En este contexto, las palabras mayoría o minoría no se refieren al número de individuos que conforman un grupo, sino al modo en que el poder es ejercido. Así, será «mayoría» aquel grupo que ejerza la hegemonía cultural, y será «minoría» el grupo que no tenga el control del poder.

Se hace evidente que este término tiene como propósito la reivindicación y comprensión de la diferencia cultural, en atención a variables de tipo histórico, político, cultural, antropológico, ambiental, entre otras.

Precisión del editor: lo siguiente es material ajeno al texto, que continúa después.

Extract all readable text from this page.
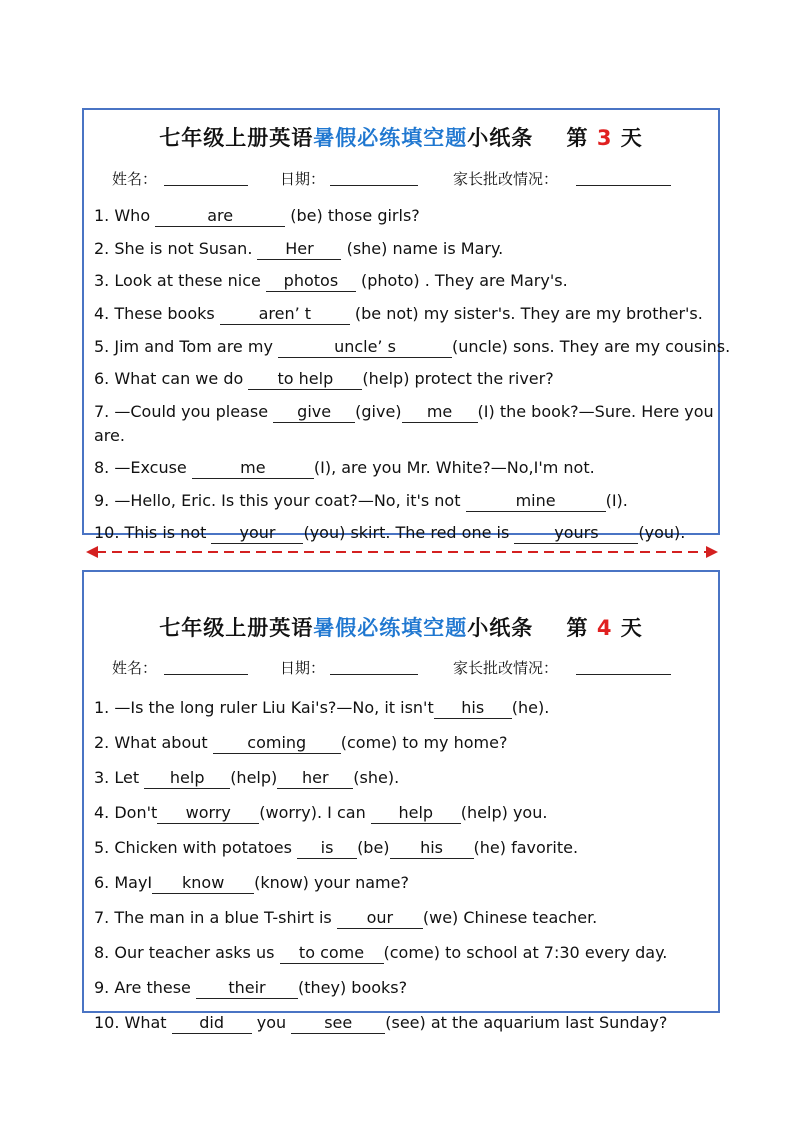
七年级上册英语暑假必练填空题小纸条 第 3 天
姓名：	日期：	家长批改情况：
1. Who	are	(be) those girls?
2. She is not Susan. Her (she) name is Mary.
3. Look at these nice photos (photo) . They are Mary's.
4. These books aren’ t (be not) my sister's. They are my brother's.
5. Jim and Tom are my	uncle’ s	(uncle) sons. They are my cousins.
6. What can we do to help (help) protect the river?
7. —Could you please give (give) me (I) the book?—Sure. Here you are.
8. —Excuse	me	(I), are you Mr. White?—No,I'm not.
9. —Hello, Eric. Is this your coat?—No, it's not	mine	(I).
10. This is not your (you) skirt. The red one is yours (you).
七年级上册英语暑假必练填空题小纸条 第 4 天
姓名：	日期：	家长批改情况：
1. —Is the long ruler Liu Kai's?—No, it isn't his (he).
2. What about coming (come) to my home?
3. Let help (help) her (she).
4. Don't worry (worry). I can help (help) you.
5. Chicken with potatoes is (be) his (he) favorite.
6. MayI know (know) your name?
7. The man in a blue T-shirt is our (we) Chinese teacher.
8. Our teacher asks us to come (come) to school at 7:30 every day.
9. Are these their (they) books?
10. What did you see (see) at the aquarium last Sunday?
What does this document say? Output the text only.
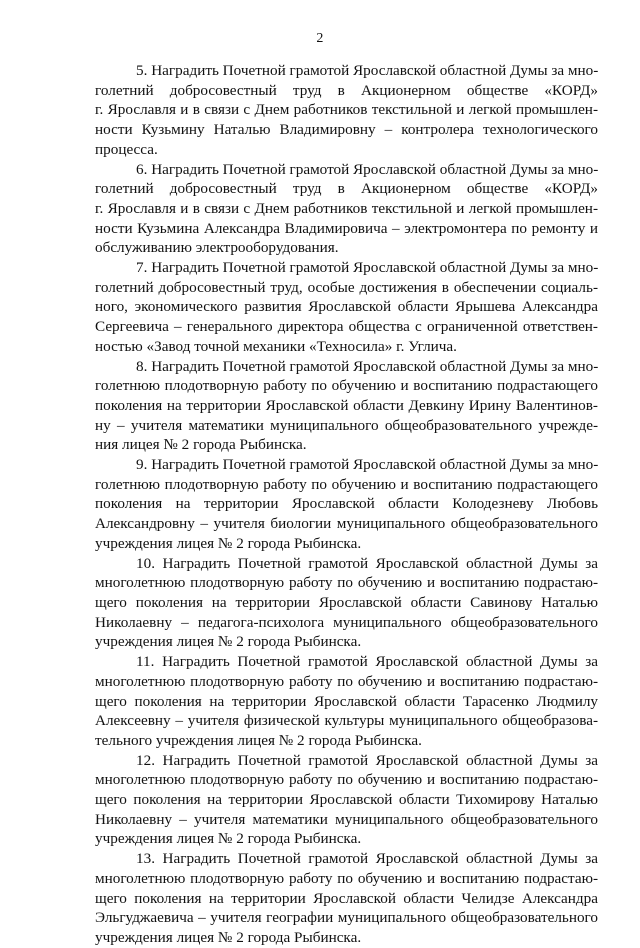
2

5. Наградить Почетной грамотой Ярославской областной Думы за мно-
голетний добросовестный труд в Акционерном обществе «КОРД»
г. Ярославля и в связи с Днем работников текстильной и легкой промышлен-
ности Кузьмину Наталью Владимировну – контролера технологического
процесса.

6. Наградить Почетной грамотой Ярославской областной Думы за мно-
голетний добросовестный труд в Акционерном обществе «КОРД»
г. Ярославля и в связи с Днем работников текстильной и легкой промышлен-
ности Кузьмина Александра Владимировича – электромонтера по ремонту и
обслуживанию электрооборудования.

7. Наградить Почетной грамотой Ярославской областной Думы за мно-
голетний добросовестный труд, особые достижения в обеспечении социаль-
ного, экономического развития Ярославской области Ярышева Александра
Сергеевича – генерального директора общества с ограниченной ответствен-
ностью «Завод точной механики «Техносила» г. Углича.

8. Наградить Почетной грамотой Ярославской областной Думы за мно-
голетнюю плодотворную работу по обучению и воспитанию подрастающего
поколения на территории Ярославской области Девкину Ирину Валентинов-
ну – учителя математики муниципального общеобразовательного учрежде-
ния лицея № 2 города Рыбинска.

9. Наградить Почетной грамотой Ярославской областной Думы за мно-
голетнюю плодотворную работу по обучению и воспитанию подрастающего
поколения на территории Ярославской области Колодезневу Любовь
Александровну – учителя биологии муниципального общеобразовательного
учреждения лицея № 2 города Рыбинска.

10. Наградить Почетной грамотой Ярославской областной Думы за
многолетнюю плодотворную работу по обучению и воспитанию подрастаю-
щего поколения на территории Ярославской области Савинову Наталью
Николаевну – педагога-психолога муниципального общеобразовательного
учреждения лицея № 2 города Рыбинска.

11. Наградить Почетной грамотой Ярославской областной Думы за
многолетнюю плодотворную работу по обучению и воспитанию подрастаю-
щего поколения на территории Ярославской области Тарасенко Людмилу
Алексеевну – учителя физической культуры муниципального общеобразова-
тельного учреждения лицея № 2 города Рыбинска.

12. Наградить Почетной грамотой Ярославской областной Думы за
многолетнюю плодотворную работу по обучению и воспитанию подрастаю-
щего поколения на территории Ярославской области Тихомирову Наталью
Николаевну – учителя математики муниципального общеобразовательного
учреждения лицея № 2 города Рыбинска.

13. Наградить Почетной грамотой Ярославской областной Думы за
многолетнюю плодотворную работу по обучению и воспитанию подрастаю-
щего поколения на территории Ярославской области Челидзе Александра
Эльгуджаевича – учителя географии муниципального общеобразовательного
учреждения лицея № 2 города Рыбинска.
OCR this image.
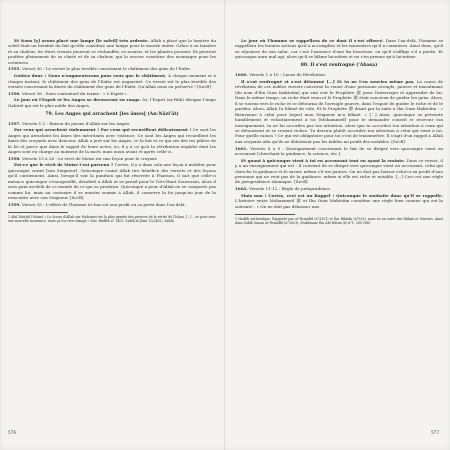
Et Nous [y] avons placé une lampe [le soleil] très ardente. Allah a placé que la lumière du soleil était un bienfait du fait qu'elle constitue une lampe pour le monde entier. Grâce à sa lumière et sa chaleur, les êtres vivants peuvent se réchauffer, se nourrir, et les plantes pousser. Ils peuvent profiter pleinement de sa clarté et de sa chaleur, qui la encore constitue des avantages pour les créatures.

1595. Verset 30 : Le verset le plus terrible concernant le châtiment des gens de l'Enfer.

Goûtez donc ! Nous n'augmenterons pour vous que le châtiment. À chaque moment et à chaque instant, le châtiment des gens de l'Enfer est augmenté. Ce verset est le plus terrible des versets concernant la durée du châtiment des gens de l'Enfer. Qu'Allah nous en préserve ! [Sa'dî]

1596. Verset 38 : Sens contextuel du terme : « L'Esprit »

Le jour où l'Esprit et les Anges se dresseront en rangs. Ici, l'Esprit (ar-Rûh) désigne l'Ange Gabriel qui est le plus noble des Anges.

79. Les Anges qui arrachent [les âmes] (An-Nâzi'ât)

1597. Versets 1-2 : Raison du jurons d'Allah sur les Anges.

Par ceux qui arrachent violemment ! Par ceux qui recueillent délicatement ! Ce sont les Anges qui arrachent les âmes des mécréants avec violence. Ce sont les Anges qui recueillent les âmes des croyants avec douceur. Allah a juré sur les Anges, ce la fait et ce qui ses dès tes piliers de la foi et parce que dans le rappel de leurs actes, ici, il y a ce qu'à la rétribution englobe dont les Anges sont en charge au moment de la mort, mais aussi avant et après celle-ci.

1598. Versets 15 à 26 : Le récit de Moïse est une leçon pour le croyant.

Est-ce que le récit de Moïse t'est parvenu ? Certes, il y a dans cela une leçon à méditer pour quiconque craint [son Seigneur]. Quiconque craint Allah tire bénéfice des versets et des leçons qu'Il contiennent. Ainsi, lorsqu'il voit la punition qui fut réservée à Pharaon, il sait que celle-ci menace quiconque s'enorgueillit, désobéit à Allah et se prend pour le Très-Haut Souverain, alors il sera puni au-delà de ce monde de ce qui se produira. Quiconque a peur d'Allah ne se comporte pas comme lui, mais au contraire il se montre soumis à Allah, il conserve la foi jusqu'au jour de la rencontre avec son Seigneur. [Sa'dî]

1599. Verset 35 : L'effort de l'homme ici-bas est son profit ou sa perte dans l'au-delà.

1 Abû Dâwûd ('Islam) « Le Sceau d'Allah sur Mahomet est la plus grande des preuves de la vérité de l'Islam. [...] ...se pose avec une nouvelle assurance, mais ça n'a rien changé.» Voir, Hadîth n° 1401, Sahîh al-Jâmi' (1/2455), Sahîh.

Le jour où l'homme se rappellera de ce dont il s'est efforcé. Dans l'au-delà, l'homme se rappellera les bonnes actions qu'il a accomplies et les mauvaises qu'il a commises. Ainsi donc, qu'il se réjouisse de son salut, car c'est l'annonce d'une fin heureuse, ou qu'il s'afflige s'il a perdu. Et quiconque aura mal agi, alors qu'il se blâme lui-même et ne s'en prenne qu'à lui-même.

80. Il s'est renfrogné ('Abasa)

1600. Versets 1 à 10 : Cause de Révélation.

Il s'est renfrogné et s'est détourné [...] Et tu ne t'en soucies même pas. La cause de révélation de ces nobles versets concerne la venue d'une personne aveugle, pauvre et musulmane (du nom d'Ibn Oum Maktoûm) qui vint voir le Prophète ﷺ pour l'interroger et apprendre de lui. Dans le même temps, un riche était venu et le Prophète ﷺ était soucieux de guider les gens. Alors, il se tourna vers le riche et se détourna de l'aveugle pauvre, dans l'espoir de guider le riche et de le purifier. Alors, Allah l'a blâmé de cela. Et le Prophète ﷺ disait par la suite à Ibn Oum Maktoûm : « Bienvenue à celui pour lequel mon Seigneur m'a blâmé. » [...] Ainsi, quiconque se présente humblement et volontairement à toi [Mohammed] pour te demander conseil et recevoir ton enseignement, tu ne lui accordes pas ton attention, alors que tu accordes ton attention à ceux qui se détournent et se croient riches. Tu devrais plutôt accorder ton attention à celui qui vient à toi. Pour quelle raison ? Ce qui est obligatoire pour toi c'est de transmettre. Il s'agit d'un rappel à Allah aux croyants afin qu'ils ne délaissent pas les faibles au profit des notables. [Sa'dî]

1601. Versets 8 à 9 : Enseignement concernant le fait de se diriger vers quiconque vient en accourant [cherchant la guidance, la science, etc.].

Et quant à quiconque vient à toi en accourant tout en ayant la crainte. Dans ce verset, il y a un enseignement qui est : Il convient de se diriger vers quiconque vient en accourant, celui qui cherche la guidance et le savoir, même s'il est pauvre. On ne doit pas laisser celui-ci au profit d'une personne qui ne veut pas de la guidance, même si elle est riche et notable. [...] Ceci est une règle de jurisprudence islamique. [Sa'dî]

1602. Versets 11-12 : Règle de jurisprudence.

Mais non ! Certes, ceci est un Rappel ! Quiconque le souhaite donc qu'il se rappelle. L'histoire entre Mohammed ﷺ et Ibn Oum Maktoûm constitue une règle bien connue qui est la suivante : « On ne doit pas délaisser une

1 Hadîth authentique. Rapporté par at-Tirmidhî (n°3331) et Ibn Hibbân (n°535), mais ici en outre des Hâkim et d'autres. Ainsi dans Sahîh Sunan at-Tirmidhî (n°2651), Mukhtasar Ibn Abî Hâtim (6/ n°1, 285-286).

576	577
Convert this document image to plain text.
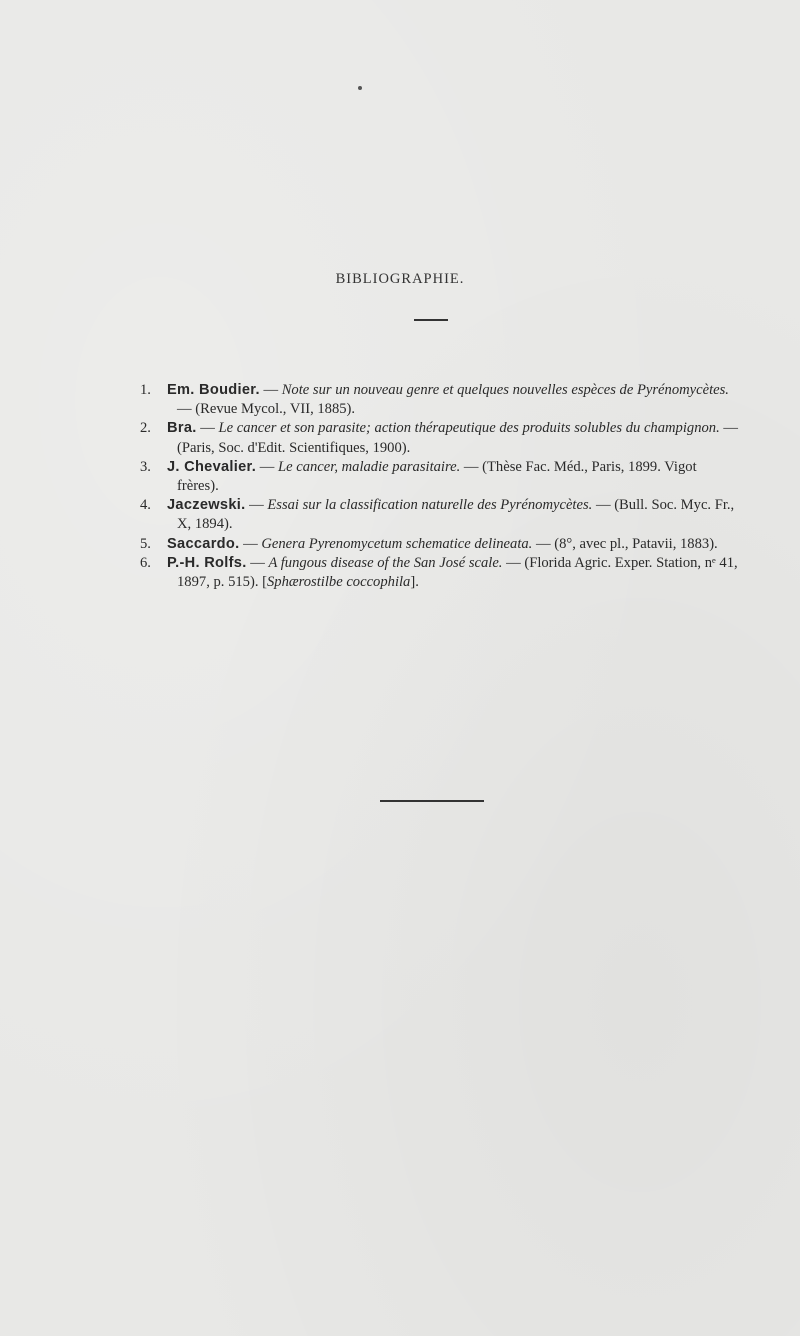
BIBLIOGRAPHIE.
1. Em. Boudier. — Note sur un nouveau genre et quelques nouvelles espèces de Pyrénomycètes. — (Revue Mycol., VII, 1885).
2. Bra. — Le cancer et son parasite; action thérapeutique des produits solubles du champignon. — (Paris, Soc. d'Edit. Scientifiques, 1900).
3. J. Chevalier. — Le cancer, maladie parasitaire. — (Thèse Fac. Méd., Paris, 1899. Vigot frères).
4. Jaczewski. — Essai sur la classification naturelle des Pyrénomycètes. — (Bull. Soc. Myc. Fr., X, 1894).
5. Saccardo. — Genera Pyrenomycetum schematice delineata. — (8°, avec pl., Patavii, 1883).
6. P.-H. Rolfs. — A fungous disease of the San José scale. — (Florida Agric. Exper. Station, nᵉ 41, 1897, p. 515). [Sphærostilbe coccophila].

La interculturalidad supone la aplicación de una serie de principios, que hacen de este un concepto complejo. Entre ellos tenemos:

  • Reconocimiento de la ciudadanía.
  • Reconocimiento del derecho a ejercer la identidad originaria de los pueblos.
  • Rechazo a las formas de imposición de la cultura hegemónica y marginación de la cultura minoritaria.
  • Comprensión de las culturas como fenómenos dinámicos.
  • Comunicación horizontal.

La cultural occidental ha tomado consciencia hace relativamente poco de la noción de interculturalidad. Por ello se hace necesario una reeducación. Toda educación tiene una metodología. La interculturalidad también debe seguir, grosso modo, una serie de etapas para poder lograr el objetivo. Estas son:

  1. El respeto mutuo: implica saber reconocerse como iguales en el escenario de intercambio, reconocer la otredad, ejercer y permitir la libre expresión y saberse escuchar mutuamente.
  2. El diálogo horizontal: supone generar relaciones con igualdad de oportunidades, relativizando el propio punto de vista.
  3. La comprensión mutua: se refiere a la disposición empática a comprender a los otros.
  4. La sinergia: se enfoca en apuntar hacia resultados donde la diversidad se vuelve fortaleza.

¿Interculturalidad, multiculturalidad o pluriculturalidad?

El término de interculturalidad puede confundirse fácilmente con el de multiculturalidad o pluriculturalidad. Aunque se relacionan semánticamente, no significan lo mismo.

Los términos multiculturalidad o pluriculturalidad se refieren a la situación en la que diferentes culturas coexisten y hasta se influyen, pero esto puede ocurrir independientemente del reconocimiento mutuo o, incluso, independientemente de que las personas se relacionen entre sí. Diferentes grupos culturales pueden coincidir en un espacio-tiempo, pero sin existir comunicación entre ellos.

En su lugar, el término interculturalidad se refiere a la interacción desde un enfoque igualitario entre las culturas o sectores diferentes de una sociedad, a la relación. Es decir, es un término relacional.